Pagan and Kate loved the London social life, but Maxine quickly grew tired of it. She was already une sérieuse. She preferred what was called work to what others called fun. When Maxine returned to Paris, she was determined to persuade her father to spend her dowry money on the lease of one of the small antique shops in the rue Jacob. She would paint the whole place in soft olive green and import directly into France the sort of furniture she was buying from Jack Reffold—pieces that were not quite good enough to ship across the Atlantic. She would specialise in what the French called le style anglais, decoration generally based on an English, eighteenth-century interpretation of antique Indian or Chinese designs, teamed with simple Adam furniture or else with comfortably upholstered Georgian chairs and sofas, very different from the uncomfortable, buttoned-satin chairs upon which Maxine’s mother’s friends perched in their drawing rooms. The French took the ingredients of le style anglais and refined the details; they manufactured matching fringing, braid, curtains and bedcovers. Plain upholstery fabrics picked up the colours in the chintz patterns.
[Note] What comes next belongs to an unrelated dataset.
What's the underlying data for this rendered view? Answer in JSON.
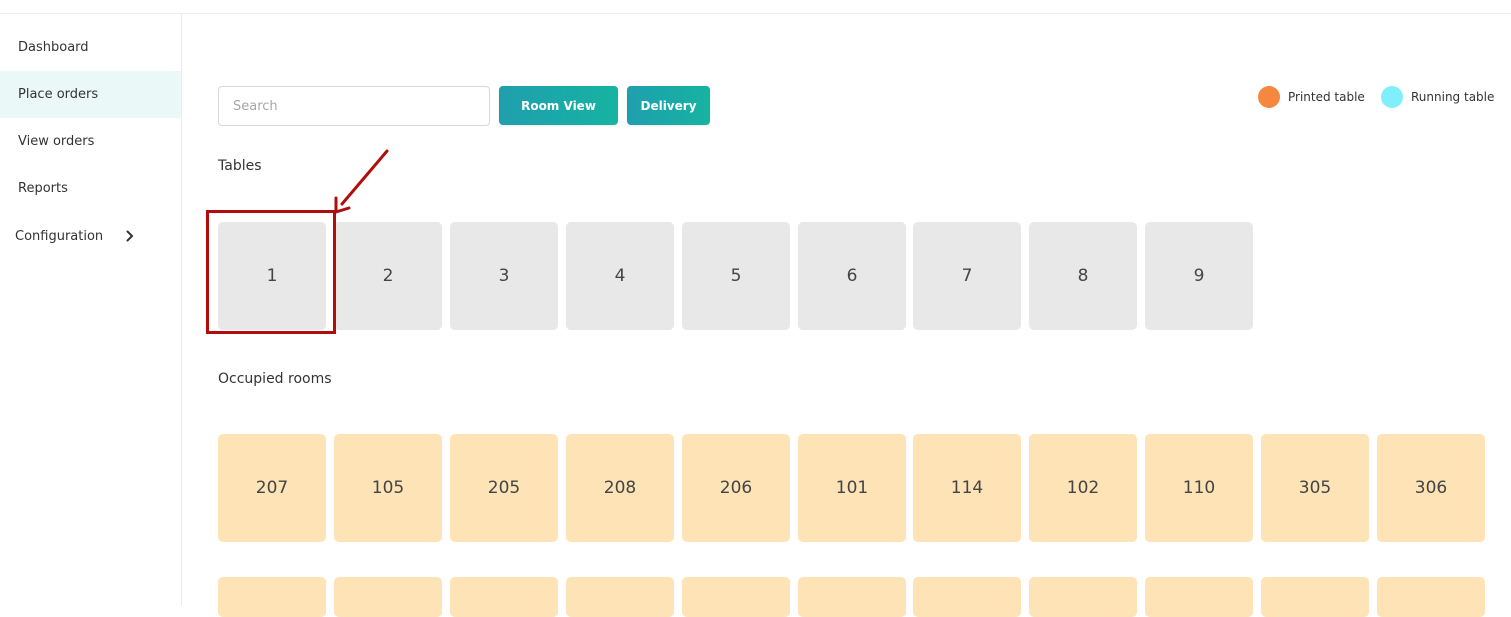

With these ingredients the decorative formula was easy: you picked your basic chintz pattern, which was used for the curtains and sofas and perhaps one chair; then you picked two distinct colours from the chintz pattern and matched them to plain fabrics that were used for the rest of the upholstery and any bedcovers; walls were covered with the chintz fabric or with wallpaper in the same pattern or else they were painted in a colour picked from the chintz pattern, only much paler.
By the time Maxine had finished her two-year apprenticeship in London, she could produce le style anglais overnight although she was careful never to let her clients know this. Clients overvalued time and undervalued talent and experience, she realised.
James Partridge offered her a permanent, paid job with him in London, but Maxine preferred to return to Paris and get on with her “career”, as she now secretly called her job. “The difference between a career and a job,” Judy had once told her, “is that a job gets you nowhere. If you plan a career, then a job should be a step toward a definite goal—when you accept a job you should know exactly when you intend to leave it.”
“Nonsense!” Maxine had said. “Why don’t you go and write a self-improvement book like Dale Carnegie?” But it wasn’t bad advice, in fact, and with it in mind, she quit her job and went back to Paris where she found that Judy—instead of getting on with her own career after leaving Christian Dior—was busily helping Guy to establish his career in fashion design.
Maxine’s father was delighted to see her again, proud of her English and even prouder of her new abilities. He quickly found that he enjoyed making plans with her for the simple reason that she made sure he enjoyed them. She treated him like a favourite customer. He was impressed with her new knowledge and seriousness, but appalled by her ignorance of accountancy.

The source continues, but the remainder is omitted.